28.06.2022
Leonadro Anselmi

Elf Jahre Kampagne für ein besseres Leben von Menschen und Pferden

Im Juni 2022 wird die Kampagne der Fondation Franz Weber «Basta de TaS» (Schluss mit der Pferde-Müllabfuhr) elf Jahre alt. Dank dieser Kampagne können Pferde, die in Lateinamerika eingesetzt werden, um tonnenweise Müll abzuschleppen, befreit und durch motorisierte Fahrzeuge ersetzt werden.

Die FFW feiert dieses Jubiläum (10 Jahre plus 1), in dem wir uns an die Meilensteine der Kampagne sowie die Funktionsweise des Programms erinnern und einige Anekdoten mit Ihnen teilen. Viel Vergnügen bei diesem Streifzug durch unsere geschichtsträchtige Kampagne!

Neuer Mensch dank «Basta de TaS»
Im April 2015 besuchte ich zum letzten Mal Paraná, Hauptstadt der Provinz Entre Ríos in Argentinien. Die Kampagne «Basta de TaS», deren Ziel es ist, die zur Müllabfuhr eingesetzten Pferde in Lateinamerika zu befreien und die Familien der Müllsammler sozial zu integrieren, hatte mich in den Jahren zuvor mehrmals dorthin geführt: um Gespräche mit den lokalen Regierungen, Aktivisten und Arbeitern zu führen und die Umsetzung des von uns unterstützten Ersatzprogramms zu fördern, zu erleichtern und zu begleiten. Damals lief die Kampagne erst seit drei Jahren. Und doch konnten dank ihr bereits mehr als hundert Pferde durch Motorfahrzeuge ersetzt werden.

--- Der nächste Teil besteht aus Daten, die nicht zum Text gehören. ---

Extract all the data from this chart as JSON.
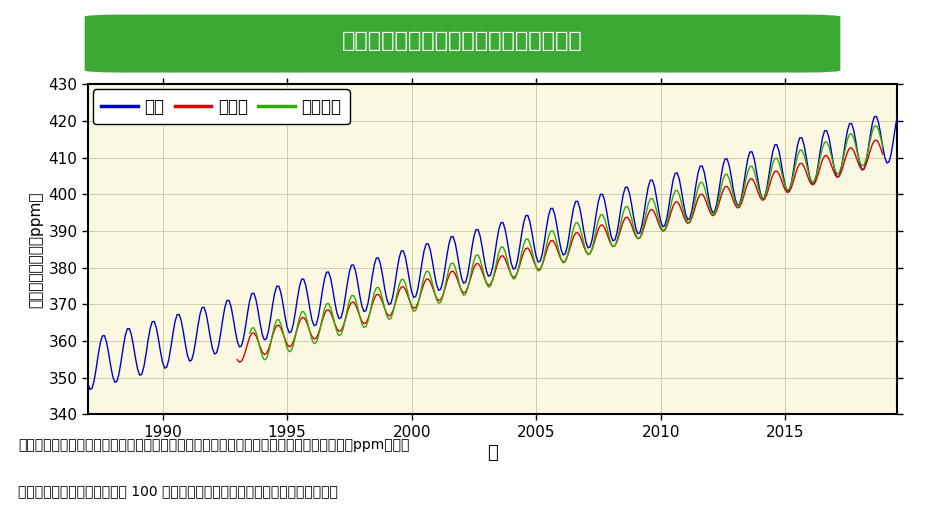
{
  "title": "国内の大気中二酸化炭素濃度の経年変化",
  "title_color": "#ffffff",
  "title_bg_color": "#3aaa35",
  "xlabel": "年",
  "ylabel": "二酸化炭素濃度（ppm）",
  "ylim": [
    340,
    430
  ],
  "yticks": [
    340,
    350,
    360,
    370,
    380,
    390,
    400,
    410,
    420,
    430
  ],
  "xlim_start": 1987.0,
  "xlim_end": 2019.5,
  "xticks": [
    1990,
    1995,
    2000,
    2005,
    2010,
    2015
  ],
  "bg_color": "#fffff0",
  "plot_bg_color": "#faf8e0",
  "grid_color": "#c8c8a0",
  "stations": [
    "綾里",
    "南鳥島",
    "与那国島"
  ],
  "colors": [
    "#0000cc",
    "#dd0000",
    "#33aa00"
  ],
  "caption_line1": "気象庁が綾里、南鳥島、与那国島で観測した大気中の二酸化炭素月平均濃度の経年変化。ppm（ピー",
  "caption_line2": "ピーエム）は、大気中の分子 100 万個中にある対象物質の個数を表す単位です。"
}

Nach einer Versammlung, an der ich teilnahm und auf der die Regierung die hervorragenden Ergebnisse des Programms präsentierte, kam ein Mann auf mich zu und fragte lächelnd: «Leonardo, erinnerst Du Dich an mich?» Ich antwortete: «Leider nein», auch wenn er mir vage bekannt vorkam. Er lachte und sagte: «Kein Wunder, wir haben uns vor drei Jahren kennengelernt, aber heute sehe ich zwanzig Jahre jünger aus». Der Mann war Juan. An diesem Tag erinnerte er mich an eine Geschichte, die ich völlig vergessen hatte und die ich Ihnen, geschätzte Leserin, geschätzter Leser, erzählen möchte.

Furcht vor Arbeitslosigkeit
2012 stimmte die Stadtverwaltung von Paraná einem Pilotversuch zu, bei dem sechs Pferde gegen Motoradwagen ausgetauscht werden sollten. Parallel dazu wurde ein Programm zur sozialen Integration, Berufsausbildung und Regulierung der Arbeitsbedingungen der betroffenen Familien aufgelegt. Die Pferde sollten auf unserem zukünftigen Gnadenhof in der Provinz Córdoba ein neues Zuhause finden. Damals lehnten Naturschützer das Projekt ab, ganz einfach deshalb, weil es von der Bürgermeisterin der Stadt unterstützt wurde, die der politischen Partei angehörte, die traditionell gegen Naturschutz ist. Sie befürchteten, dass die Familien durch das Projekt arbeitslos würden. Es entspann sich eine Kontroverse zwischen denjenigen, die die Müllabfuhr mit Tieren einfach verbieten wollten – was die Familien ins Elend gestürzt hätte – und denen, die aller Tierquälerei zum Trotz weitermachen wollten wie bisher.

Der sechste Mann
Der Sekretär für soziale Integration der Gemeinde bestellte mich eines Abends zu einer grossen Versammlung, um mir mitzuteilen, dass lediglich fünf Arbeiter an dem Projekt teilnehmen wollten und dass das Vorhaben eingestellt werde, wenn wir nicht schnellstens einen sechsten Freiwilligen fänden. Wenn wir noch nicht einmal imstande seien, sechs Müllsammler für das Projekt zu begeistern, so seine Worte, würde es uns niemals gelingen, ein Problem zu lösen, das mehr als 700 Tiere betraf. Ich verstand ihn vollkommen.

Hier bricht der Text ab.